Convergence means that as you add more and more terms, the sum approaches a finite number. Divergence, on the other hand, means the sum does not settle at a finite number but instead grows without bound or oscillates indefinitely.
For example, the series \( \sum_{n=1}^{\infty} \frac{n^3}{5n^4+3} \) is an infinite series because it proposes adding up an infinite number of terms formed by the formula \( \frac{n^3}{5n^4+3} \). Determining whether this series converges or diverges is crucial in understanding its behavior. Not all series are easy to evaluate, which is why we have tests like the divergence test.

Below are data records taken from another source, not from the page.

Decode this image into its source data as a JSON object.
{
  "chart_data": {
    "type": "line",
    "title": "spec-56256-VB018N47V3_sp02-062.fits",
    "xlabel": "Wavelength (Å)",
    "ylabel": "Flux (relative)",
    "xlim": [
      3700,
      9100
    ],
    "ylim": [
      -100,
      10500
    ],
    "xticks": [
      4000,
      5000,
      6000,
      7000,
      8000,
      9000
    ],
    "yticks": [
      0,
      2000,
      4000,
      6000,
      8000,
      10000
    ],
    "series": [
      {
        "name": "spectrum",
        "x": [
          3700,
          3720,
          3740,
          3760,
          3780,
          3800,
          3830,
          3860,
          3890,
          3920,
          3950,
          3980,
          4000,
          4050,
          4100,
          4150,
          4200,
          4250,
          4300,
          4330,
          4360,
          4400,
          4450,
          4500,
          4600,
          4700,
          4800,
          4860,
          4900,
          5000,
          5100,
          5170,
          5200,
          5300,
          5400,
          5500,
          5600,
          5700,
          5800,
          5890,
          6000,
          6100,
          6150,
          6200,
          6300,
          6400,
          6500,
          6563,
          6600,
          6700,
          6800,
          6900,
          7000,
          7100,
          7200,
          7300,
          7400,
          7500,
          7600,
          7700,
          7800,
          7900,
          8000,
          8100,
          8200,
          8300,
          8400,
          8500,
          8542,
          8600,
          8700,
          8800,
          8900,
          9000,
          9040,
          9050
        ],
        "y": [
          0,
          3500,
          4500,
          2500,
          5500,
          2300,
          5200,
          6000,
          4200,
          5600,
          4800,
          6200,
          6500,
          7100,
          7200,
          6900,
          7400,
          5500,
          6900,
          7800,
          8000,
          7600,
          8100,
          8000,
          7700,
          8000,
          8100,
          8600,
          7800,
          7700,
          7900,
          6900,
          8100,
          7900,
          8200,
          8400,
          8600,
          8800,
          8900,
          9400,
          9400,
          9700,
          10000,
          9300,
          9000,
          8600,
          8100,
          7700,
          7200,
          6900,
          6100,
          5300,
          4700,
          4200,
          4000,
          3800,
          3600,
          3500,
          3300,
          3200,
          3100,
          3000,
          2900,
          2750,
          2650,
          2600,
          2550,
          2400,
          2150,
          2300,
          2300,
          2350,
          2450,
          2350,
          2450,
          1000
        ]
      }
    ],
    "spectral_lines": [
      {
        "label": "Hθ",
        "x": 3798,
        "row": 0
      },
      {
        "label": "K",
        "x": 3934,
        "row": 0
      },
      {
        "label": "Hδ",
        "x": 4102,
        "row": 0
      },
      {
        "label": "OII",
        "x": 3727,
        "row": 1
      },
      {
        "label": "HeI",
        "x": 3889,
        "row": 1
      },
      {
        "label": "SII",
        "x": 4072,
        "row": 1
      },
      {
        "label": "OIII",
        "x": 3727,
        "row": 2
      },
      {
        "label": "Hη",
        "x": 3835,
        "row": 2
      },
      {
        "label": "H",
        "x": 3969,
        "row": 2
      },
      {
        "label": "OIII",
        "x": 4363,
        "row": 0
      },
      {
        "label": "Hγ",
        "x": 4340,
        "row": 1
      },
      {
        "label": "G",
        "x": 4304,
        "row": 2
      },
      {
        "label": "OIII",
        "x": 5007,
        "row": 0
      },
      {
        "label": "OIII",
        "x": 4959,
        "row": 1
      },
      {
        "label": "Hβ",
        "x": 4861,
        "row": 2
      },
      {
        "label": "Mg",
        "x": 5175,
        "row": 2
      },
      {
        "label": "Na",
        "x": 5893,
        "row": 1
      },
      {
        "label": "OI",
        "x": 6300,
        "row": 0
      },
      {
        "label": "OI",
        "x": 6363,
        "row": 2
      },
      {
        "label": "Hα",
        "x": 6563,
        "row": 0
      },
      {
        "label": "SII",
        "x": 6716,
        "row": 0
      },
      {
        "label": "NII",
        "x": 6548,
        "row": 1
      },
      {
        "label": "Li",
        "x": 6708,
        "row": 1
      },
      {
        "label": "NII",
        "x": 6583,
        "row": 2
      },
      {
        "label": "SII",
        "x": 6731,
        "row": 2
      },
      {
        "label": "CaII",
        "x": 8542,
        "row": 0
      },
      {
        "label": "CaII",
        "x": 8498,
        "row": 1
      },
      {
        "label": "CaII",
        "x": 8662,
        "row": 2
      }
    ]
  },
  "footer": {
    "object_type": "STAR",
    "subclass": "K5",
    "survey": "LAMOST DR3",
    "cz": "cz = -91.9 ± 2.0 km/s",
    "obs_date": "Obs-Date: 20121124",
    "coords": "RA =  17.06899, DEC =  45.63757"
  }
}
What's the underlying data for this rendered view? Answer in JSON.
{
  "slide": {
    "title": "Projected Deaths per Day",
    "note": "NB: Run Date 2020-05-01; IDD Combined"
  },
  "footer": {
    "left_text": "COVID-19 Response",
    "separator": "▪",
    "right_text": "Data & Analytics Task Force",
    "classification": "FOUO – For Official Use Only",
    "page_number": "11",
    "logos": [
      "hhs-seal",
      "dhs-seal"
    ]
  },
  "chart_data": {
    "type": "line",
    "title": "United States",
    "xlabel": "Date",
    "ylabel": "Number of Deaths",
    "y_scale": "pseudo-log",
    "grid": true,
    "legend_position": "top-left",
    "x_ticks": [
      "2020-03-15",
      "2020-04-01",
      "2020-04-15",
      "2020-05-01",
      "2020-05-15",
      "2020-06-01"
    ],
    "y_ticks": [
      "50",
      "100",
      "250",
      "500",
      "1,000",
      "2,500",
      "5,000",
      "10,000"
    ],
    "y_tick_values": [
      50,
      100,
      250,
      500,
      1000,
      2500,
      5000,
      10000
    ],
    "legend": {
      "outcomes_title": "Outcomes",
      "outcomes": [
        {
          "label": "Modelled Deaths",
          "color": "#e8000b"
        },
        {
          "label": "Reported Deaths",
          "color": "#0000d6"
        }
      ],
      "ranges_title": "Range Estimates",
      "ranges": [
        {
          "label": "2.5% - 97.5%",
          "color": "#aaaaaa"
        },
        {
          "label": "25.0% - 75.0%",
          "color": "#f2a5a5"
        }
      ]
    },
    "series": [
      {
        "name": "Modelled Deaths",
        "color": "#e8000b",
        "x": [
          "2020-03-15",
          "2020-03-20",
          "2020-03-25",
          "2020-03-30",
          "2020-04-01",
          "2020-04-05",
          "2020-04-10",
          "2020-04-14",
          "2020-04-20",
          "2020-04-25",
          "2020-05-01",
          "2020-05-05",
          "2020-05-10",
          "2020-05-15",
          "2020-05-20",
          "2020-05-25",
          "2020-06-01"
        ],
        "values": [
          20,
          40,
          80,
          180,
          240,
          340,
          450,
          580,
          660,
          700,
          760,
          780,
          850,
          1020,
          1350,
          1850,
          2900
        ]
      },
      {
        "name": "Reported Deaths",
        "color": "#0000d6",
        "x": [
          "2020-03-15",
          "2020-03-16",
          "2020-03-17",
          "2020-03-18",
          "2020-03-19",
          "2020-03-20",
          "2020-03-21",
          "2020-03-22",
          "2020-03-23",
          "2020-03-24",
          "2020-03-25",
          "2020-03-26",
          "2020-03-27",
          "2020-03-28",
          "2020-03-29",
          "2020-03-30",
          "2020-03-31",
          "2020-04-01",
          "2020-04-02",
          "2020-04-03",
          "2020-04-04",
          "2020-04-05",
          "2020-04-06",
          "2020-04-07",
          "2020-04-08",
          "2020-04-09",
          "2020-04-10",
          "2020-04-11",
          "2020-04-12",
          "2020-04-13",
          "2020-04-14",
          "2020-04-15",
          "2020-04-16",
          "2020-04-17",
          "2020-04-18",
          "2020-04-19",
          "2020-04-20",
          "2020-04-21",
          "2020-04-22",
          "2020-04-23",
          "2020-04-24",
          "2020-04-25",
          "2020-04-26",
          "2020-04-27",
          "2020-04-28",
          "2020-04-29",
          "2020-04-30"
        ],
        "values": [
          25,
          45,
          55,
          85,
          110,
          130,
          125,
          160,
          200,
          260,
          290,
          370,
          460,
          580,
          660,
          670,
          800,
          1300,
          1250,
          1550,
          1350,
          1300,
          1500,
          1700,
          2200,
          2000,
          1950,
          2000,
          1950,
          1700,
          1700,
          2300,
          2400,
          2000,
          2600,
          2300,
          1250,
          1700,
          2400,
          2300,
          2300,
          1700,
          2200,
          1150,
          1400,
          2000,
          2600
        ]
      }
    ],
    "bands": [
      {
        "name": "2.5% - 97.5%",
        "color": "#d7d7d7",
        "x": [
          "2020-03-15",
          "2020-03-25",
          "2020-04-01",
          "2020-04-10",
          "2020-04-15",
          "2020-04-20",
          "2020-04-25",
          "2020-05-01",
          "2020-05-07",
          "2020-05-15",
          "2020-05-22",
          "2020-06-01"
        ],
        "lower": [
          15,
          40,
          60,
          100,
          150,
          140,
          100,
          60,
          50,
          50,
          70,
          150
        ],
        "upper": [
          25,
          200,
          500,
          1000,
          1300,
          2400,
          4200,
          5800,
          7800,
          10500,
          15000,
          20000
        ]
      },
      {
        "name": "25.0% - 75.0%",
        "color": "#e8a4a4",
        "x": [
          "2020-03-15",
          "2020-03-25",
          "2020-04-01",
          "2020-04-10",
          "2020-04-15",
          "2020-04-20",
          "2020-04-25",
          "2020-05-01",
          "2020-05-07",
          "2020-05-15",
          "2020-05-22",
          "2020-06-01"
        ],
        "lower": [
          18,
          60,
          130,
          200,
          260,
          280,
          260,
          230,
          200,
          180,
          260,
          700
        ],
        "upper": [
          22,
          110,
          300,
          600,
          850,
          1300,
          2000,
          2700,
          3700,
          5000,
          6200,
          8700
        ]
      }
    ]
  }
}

L'Hôpital's Rule is a method in calculus used to find limits of indeterminate forms. Indeterminate forms commonly appear as \( \frac{0}{0} \) or \( \frac{\infty}{\infty} \). In such cases, directly substituting into the limit results in an undefined expression.
To apply L'Hôpital's Rule, differentiate the numerator and the denominator of the function separately and then take the limit again. This can simplify the expression, allowing for evaluation. Mathematically, it is expressed as:

• \( \lim_{n \rightarrow \infty} \frac{f(n)}{g(n)} = \lim_{n \rightarrow \infty} \frac{f'(n)}{g'(n)} \)

This rule was applied to \( \frac{n^3}{5n^4+3} \) in our problem. By differentiating separately to get \( f'(n) = 3n^2 \) and \( g'(n) = 20n^3 \), we were able to simplify the limit to \( \lim_{n \rightarrow \infty} \frac{3}{20n} \), which is zero as \( n \) approaches infinity. However, reaching a limit of zero does not automatically indicate whether the series converges.

Convergence and divergence tests are tools used to determine if an infinite series converges or diverges. In this context, the divergence test is crucial, specifically for providing initial insights into the behavior of a series.
The divergence test, sometimes called the nth-term test, simply states: if the limit of the sequence of terms (\( a_n \)) is not zero, then the series \( \sum a_n \) definitely diverges. However, a limit of zero does not confirm convergence; it merely indicates that the test is inconclusive on its own.

• Convergence Test: Need additional tests if divergence test does not confirm divergence.
• Divergence Test: If \( \lim_{n \rightarrow \infty} a_n eq 0 \), the series diverges.

This is exactly what we see in the series \( \sum_{n=1}^{\infty} \frac{n^3}{5n^4+3} \) — the divergence test results in zero, which means other tests like the Ratio Test, Root Test, or Integral Test might be applied to further determine convergence.